Practices and health systems expanding into this space are finding that the operational complexity scales faster than the revenue does, at least without the right systems in place. Connected workflows that can handle the full cycle from order to reimbursement, without requiring constant manual intervention, are no longer nice-to-have. For practices building serious infusion programs or expanding specialty pharmacy capabilities, they're a prerequisite for margin sustainability.
The healthcare organizations that navigate this period well won't do so by waiting for macro conditions to improve. The improvement that McKinsey projects after 2027, stronger EBITDA growth, recovering payer margins, enrollment stabilization, is contingent on organizations taking specific actions in the near term to build the operational foundation for it.
Those actions are consistent across segments: reducing administrative overhead through automation, investing in revenue cycle capabilities that protect reimbursement, building or acquiring technology platforms that can scale with volume, and making deliberate decisions about which care settings and service lines to prioritize as the site-of-care shift accelerates.

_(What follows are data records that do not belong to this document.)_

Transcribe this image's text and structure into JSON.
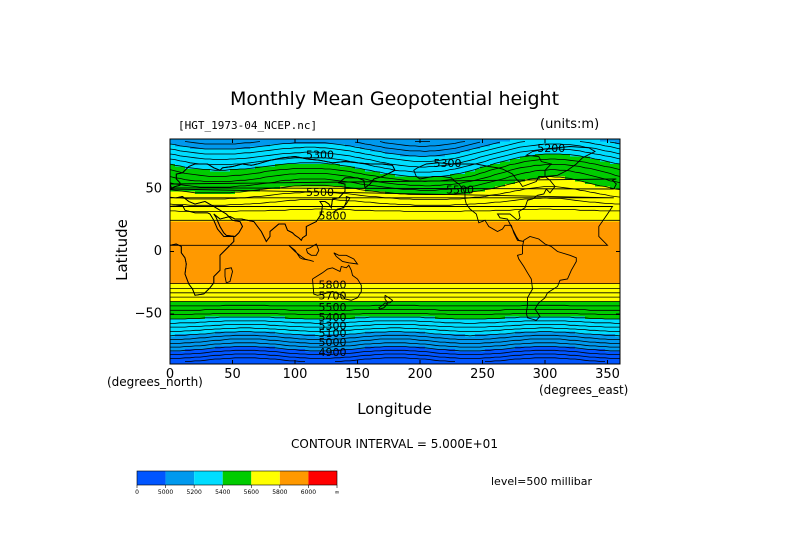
{
  "chart_data": {
    "type": "heatmap",
    "title": "Monthly Mean Geopotential height",
    "dataset_label": "[HGT_1973-04_NCEP.nc]",
    "units_label": "(units:m)",
    "xlabel": "Longitude",
    "ylabel": "Latitude",
    "x_unit_label": "(degrees_north)",
    "x_unit_label_right": "(degrees_east)",
    "xlim": [
      0,
      360
    ],
    "ylim": [
      -90,
      90
    ],
    "x_ticks": [
      0,
      50,
      100,
      150,
      200,
      250,
      300,
      350
    ],
    "y_ticks": [
      50,
      0,
      -50
    ],
    "contour_interval_text": "CONTOUR INTERVAL = 5.000E+01",
    "level_text": "level=500 millibar",
    "colorbar": {
      "colors": [
        "#0055ff",
        "#0099ee",
        "#00ddff",
        "#00cc00",
        "#ffff00",
        "#ff9900",
        "#ff0000"
      ],
      "labels": [
        "0",
        "5000",
        "5200",
        "5400",
        "5600",
        "5800",
        "6000",
        "∞"
      ]
    },
    "contour_labels": [
      {
        "text": "5300",
        "lon": 120,
        "lat": 77
      },
      {
        "text": "5300",
        "lon": 222,
        "lat": 70
      },
      {
        "text": "5200",
        "lon": 305,
        "lat": 82
      },
      {
        "text": "5500",
        "lon": 120,
        "lat": 47
      },
      {
        "text": "5500",
        "lon": 232,
        "lat": 49
      },
      {
        "text": "5800",
        "lon": 130,
        "lat": 28
      },
      {
        "text": "5800",
        "lon": 130,
        "lat": -27
      },
      {
        "text": "5700",
        "lon": 130,
        "lat": -36
      },
      {
        "text": "5500",
        "lon": 130,
        "lat": -45
      },
      {
        "text": "5400",
        "lon": 130,
        "lat": -53
      },
      {
        "text": "5300",
        "lon": 130,
        "lat": -60
      },
      {
        "text": "5100",
        "lon": 130,
        "lat": -66
      },
      {
        "text": "5000",
        "lon": 130,
        "lat": -73
      },
      {
        "text": "4900",
        "lon": 130,
        "lat": -81
      }
    ]
  }
}
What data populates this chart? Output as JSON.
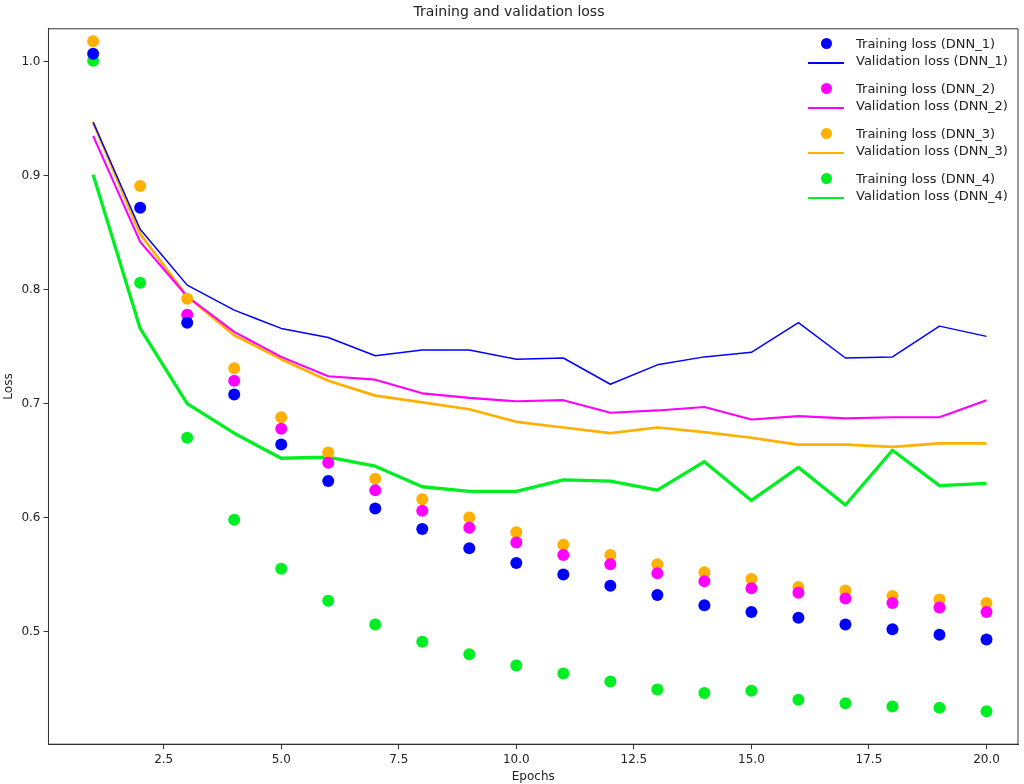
{
  "chart_data": {
    "type": "line",
    "title": "Training and validation loss",
    "xlabel": "Epochs",
    "ylabel": "Loss",
    "x": [
      1,
      2,
      3,
      4,
      5,
      6,
      7,
      8,
      9,
      10,
      11,
      12,
      13,
      14,
      15,
      16,
      17,
      18,
      19,
      20
    ],
    "xlim": [
      0.05,
      20.67
    ],
    "xticks": [
      2.5,
      {
        "value": 5,
        "label": "5.0"
      },
      7.5,
      {
        "value": 10,
        "label": "10.0"
      },
      12.5,
      {
        "value": 15,
        "label": "15.0"
      },
      17.5,
      {
        "value": 20,
        "label": "20.0"
      }
    ],
    "ylim": [
      0.401,
      1.029
    ],
    "yticks": [
      0.5,
      0.6,
      0.7,
      0.8,
      0.9,
      {
        "value": 1,
        "label": "1.0"
      }
    ],
    "grid": false,
    "legend": "top right",
    "series": [
      {
        "type": "scatter",
        "marker": "circle",
        "name": "Training loss (DNN_1)",
        "color": "#0000ff",
        "values": [
          1.007,
          0.872,
          0.771,
          0.708,
          0.664,
          0.632,
          0.608,
          0.59,
          0.573,
          0.56,
          0.55,
          0.54,
          0.532,
          0.523,
          0.517,
          0.512,
          0.506,
          0.502,
          0.497,
          0.493
        ]
      },
      {
        "type": "line",
        "name": "Validation loss (DNN_1)",
        "color": "#0000ff",
        "values": [
          0.947,
          0.853,
          0.804,
          0.782,
          0.766,
          0.758,
          0.742,
          0.747,
          0.747,
          0.739,
          0.74,
          0.717,
          0.734,
          0.741,
          0.745,
          0.771,
          0.74,
          0.741,
          0.768,
          0.759
        ]
      },
      {
        "type": "scatter",
        "marker": "circle",
        "name": "Training loss (DNN_2)",
        "color": "#ff00ff",
        "values": [
          null,
          null,
          0.778,
          0.72,
          0.678,
          0.648,
          0.624,
          0.606,
          0.591,
          0.578,
          0.567,
          0.559,
          0.551,
          0.544,
          0.538,
          0.534,
          0.529,
          0.525,
          0.521,
          0.517
        ]
      },
      {
        "type": "line",
        "name": "Validation loss (DNN_2)",
        "color": "#ff00ff",
        "values": [
          0.935,
          0.842,
          0.794,
          0.763,
          0.741,
          0.724,
          0.721,
          0.709,
          0.705,
          0.702,
          0.703,
          0.692,
          0.694,
          0.697,
          0.686,
          0.689,
          0.687,
          0.688,
          0.688,
          0.703
        ]
      },
      {
        "type": "scatter",
        "marker": "circle",
        "name": "Training loss (DNN_3)",
        "color": "#ffb000",
        "values": [
          1.018,
          0.891,
          0.792,
          0.731,
          0.688,
          0.657,
          0.634,
          0.616,
          0.6,
          0.587,
          0.576,
          0.567,
          0.559,
          0.552,
          0.546,
          0.539,
          0.536,
          0.531,
          0.528,
          0.525
        ]
      },
      {
        "type": "line",
        "name": "Validation loss (DNN_3)",
        "color": "#ffb000",
        "values": [
          0.947,
          0.849,
          0.794,
          0.76,
          0.739,
          0.72,
          0.707,
          0.701,
          0.695,
          0.684,
          0.679,
          0.674,
          0.679,
          0.675,
          0.67,
          0.664,
          0.664,
          0.662,
          0.665,
          0.665
        ]
      },
      {
        "type": "scatter",
        "marker": "circle",
        "name": "Training loss (DNN_4)",
        "color": "#00ee22",
        "values": [
          1.001,
          0.806,
          0.67,
          0.598,
          0.555,
          0.527,
          0.506,
          0.491,
          0.48,
          0.47,
          0.463,
          0.456,
          0.449,
          0.446,
          0.448,
          0.44,
          0.437,
          0.434,
          0.433,
          0.43
        ]
      },
      {
        "type": "line",
        "name": "Validation loss (DNN_4)",
        "color": "#00ee22",
        "values": [
          0.901,
          0.766,
          0.7,
          0.674,
          0.652,
          0.653,
          0.645,
          0.627,
          0.623,
          0.623,
          0.633,
          0.632,
          0.624,
          0.649,
          0.615,
          0.644,
          0.611,
          0.659,
          0.628,
          0.63
        ]
      }
    ]
  }
}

"The organizations building scalable infrastructure now, in technology, in workflows, in revenue cycle management, are positioning themselves for a recovery that will create real competitive distance from those that didn't."
The healthcare system is not broken. But it is under sustained financial and demographic pressure that will reward operational discipline and punish inertia. The reckoning that 2026 represents isn't an ending. It's a reordering. The question is which side of that reordering your organization is on.